Canton High School Practice Field, 1985
I am a freshman playing left guard on offense for the Sharon Eagles JV squad. Despite a year of intense weightlifting, I can’t be more than a pound over 155, soaking wet. I’m tiny for the line – even one as undersized as this one, made up of 14- and 15-year-olds not yet large or strong enough for varsity. In September, the woods around us shimmer with heat. It must be 90 degrees and our pads droop, helmets slide down heavily, furrowing our brows, darkening our eyes in shadow. On days like this you don’t win. You endure. It’s a scrimmage, so the coaches prowl the field with whistles and clipboards, stepping into huddles, stopping plays, pulling one kid out, putting in another. We are interchangeable parts, pushed and pulled into different places, filling holes, gaps and passing lanes, pulled up from a pile by the shoulder pads, yanked back into the huddle to be set up once more, like dominoes.

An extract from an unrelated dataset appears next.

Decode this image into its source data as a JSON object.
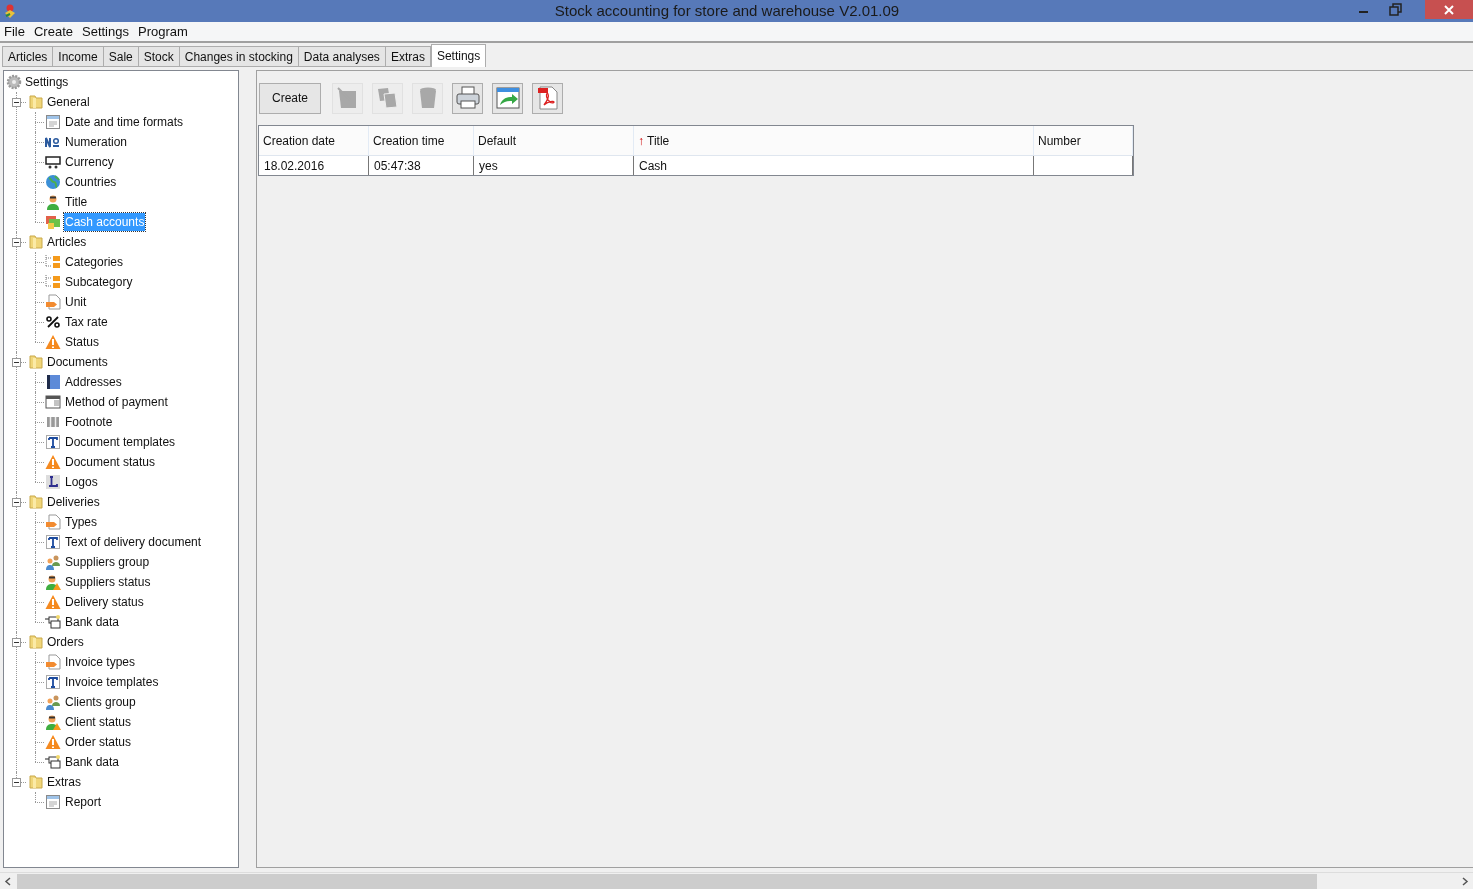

“Okay,” my father says, looking down at his clipboard. “Forty-six counter,” a misdirection play in which the ball is faked to the left side of the line and every man but one blocks down in that direction to draw the defense away from the running lane before the halfback cuts back to where the tackle on that side has crossed the line, unblocked. At the same time, the left guard pulls his way and is the one man, other than the runner, heading toward the hole as the defensive tackle sprints across, thinking he has a clear shot at the ball carrier. If things work, if the tackle is slow to recognize the counter-action and meet the blocker coming at him square, or if he simply isn’t strong enough to take on the block, the guard clears him out, “blows him up.” It’s a sure five yards, more if the linebackers bite on the fake.

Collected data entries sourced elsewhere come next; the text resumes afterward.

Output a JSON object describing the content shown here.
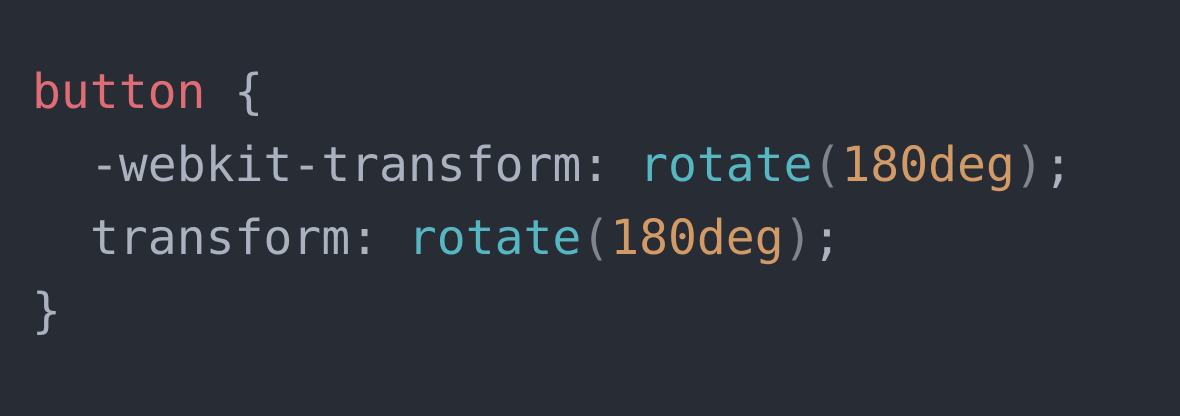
{
  "code": {
    "selector": "button",
    "open_brace": "{",
    "close_brace": "}",
    "declarations": [
      {
        "property": "-webkit-transform",
        "colon": ":",
        "function": "rotate",
        "open_paren": "(",
        "argument": "180deg",
        "close_paren": ")",
        "semicolon": ";"
      },
      {
        "property": "transform",
        "colon": ":",
        "function": "rotate",
        "open_paren": "(",
        "argument": "180deg",
        "close_paren": ")",
        "semicolon": ";"
      }
    ]
  },
  "theme": {
    "background": "#282c34",
    "selector_color": "#e06c75",
    "property_color": "#abb2bf",
    "function_color": "#56b6c2",
    "number_color": "#d19a66",
    "paren_color": "#7f848e"
  }
}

It works. At the snap of the ball I stay low, winging my right arm back as I step out, turn and fire off in one motion, exploding to my right as everyone goes left and I see the tackle come across, almost straight up and down. When I hit him I can barely feel it in my shoulder pads and arms. His legs come up. His arms fly out. He folds at the middle and I drive him through the air several feet before we hit the hard-packed dirt of the field.
The breath comes out of him. “Unh,” he says. “Unh.”

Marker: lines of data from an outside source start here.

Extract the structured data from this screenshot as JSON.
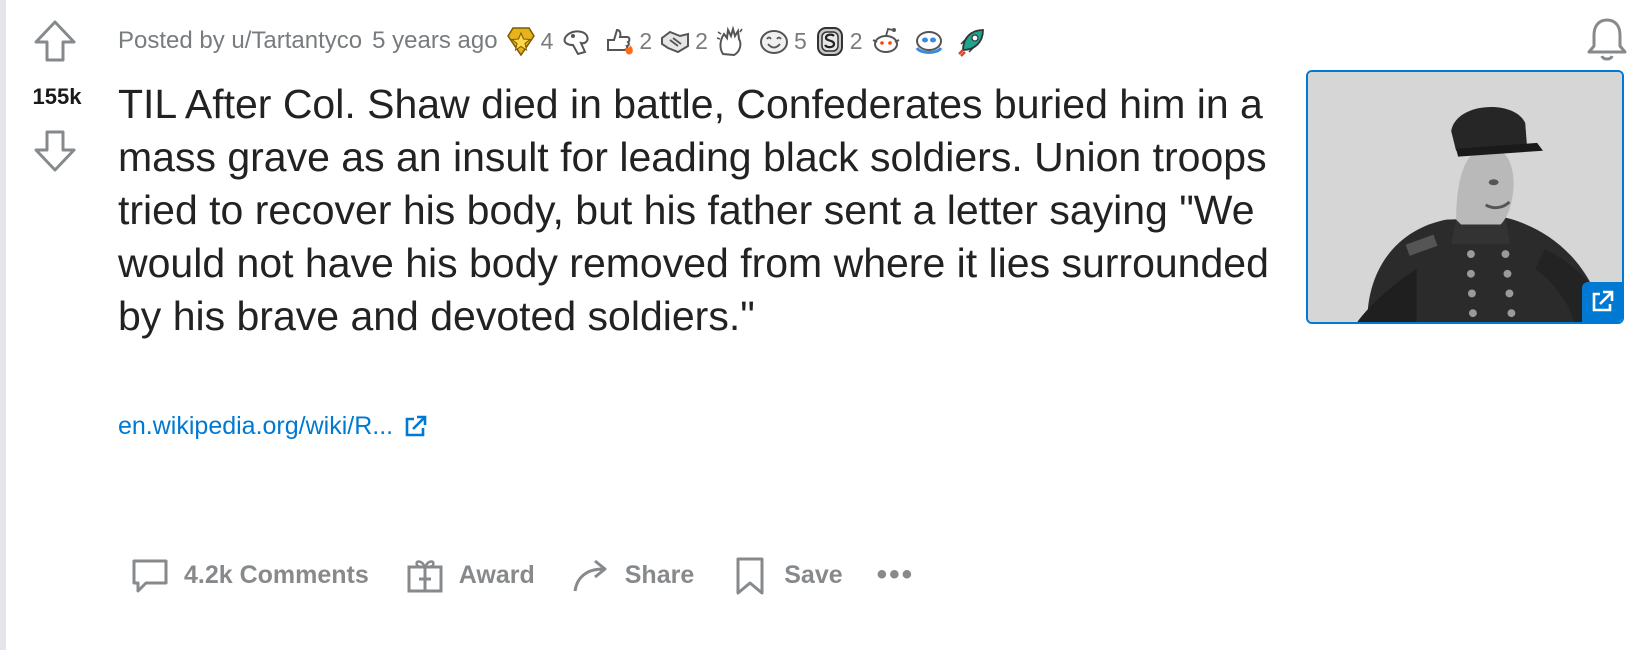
{
  "post": {
    "score": "155k",
    "meta": {
      "posted_by": "Posted by u/Tartantyco",
      "age": "5 years ago"
    },
    "awards": [
      {
        "icon": "gold-star-award-icon",
        "count": "4"
      },
      {
        "icon": "wholesome-hand-award-icon",
        "count": ""
      },
      {
        "icon": "thumbs-flame-award-icon",
        "count": "2"
      },
      {
        "icon": "handshake-award-icon",
        "count": "2"
      },
      {
        "icon": "clapping-hands-award-icon",
        "count": ""
      },
      {
        "icon": "laughing-face-award-icon",
        "count": "5"
      },
      {
        "icon": "silver-s-award-icon",
        "count": "2"
      },
      {
        "icon": "snoo-wave-award-icon",
        "count": ""
      },
      {
        "icon": "snoo-hug-award-icon",
        "count": ""
      },
      {
        "icon": "rocket-award-icon",
        "count": ""
      }
    ],
    "title": "TIL After Col. Shaw died in battle, Confederates buried him in a mass grave as an insult for leading black soldiers. Union troops tried to recover his body, but his father sent a letter saying \"We would not have his body removed from where it lies surrounded by his brave and devoted soldiers.\"",
    "link_text": "en.wikipedia.org/wiki/R...",
    "actions": {
      "comments": "4.2k Comments",
      "award": "Award",
      "share": "Share",
      "save": "Save",
      "more": "•••"
    }
  },
  "colors": {
    "link": "#0079d3",
    "muted": "#787c7e",
    "title": "#222222"
  }
}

I wasn’t ever the type of kid to celebrate a thing like that. Often, I’d help the player up as if to say, “Nothing personal. It’s just my job. Sorry about that.”
But this time as I climb to my feet and the tackle rolls over to his stomach, shaking the cobwebs from his head, slowly rising to his knees, pushing himself up with his arms, I see a shock of red hair peeking out beneath his helmet, and in white block letters on a green jersey, I read, KOZAK.
“Nice hit,” my father says, barely looking up from his clipboard. “Okay, next play.”
“Dad,” I say. “I mean, Coach. Let’s run it again.” And for once I’m not angry or afraid. “Run it again.” I feel strong. I feel joy. And I know I am smiling.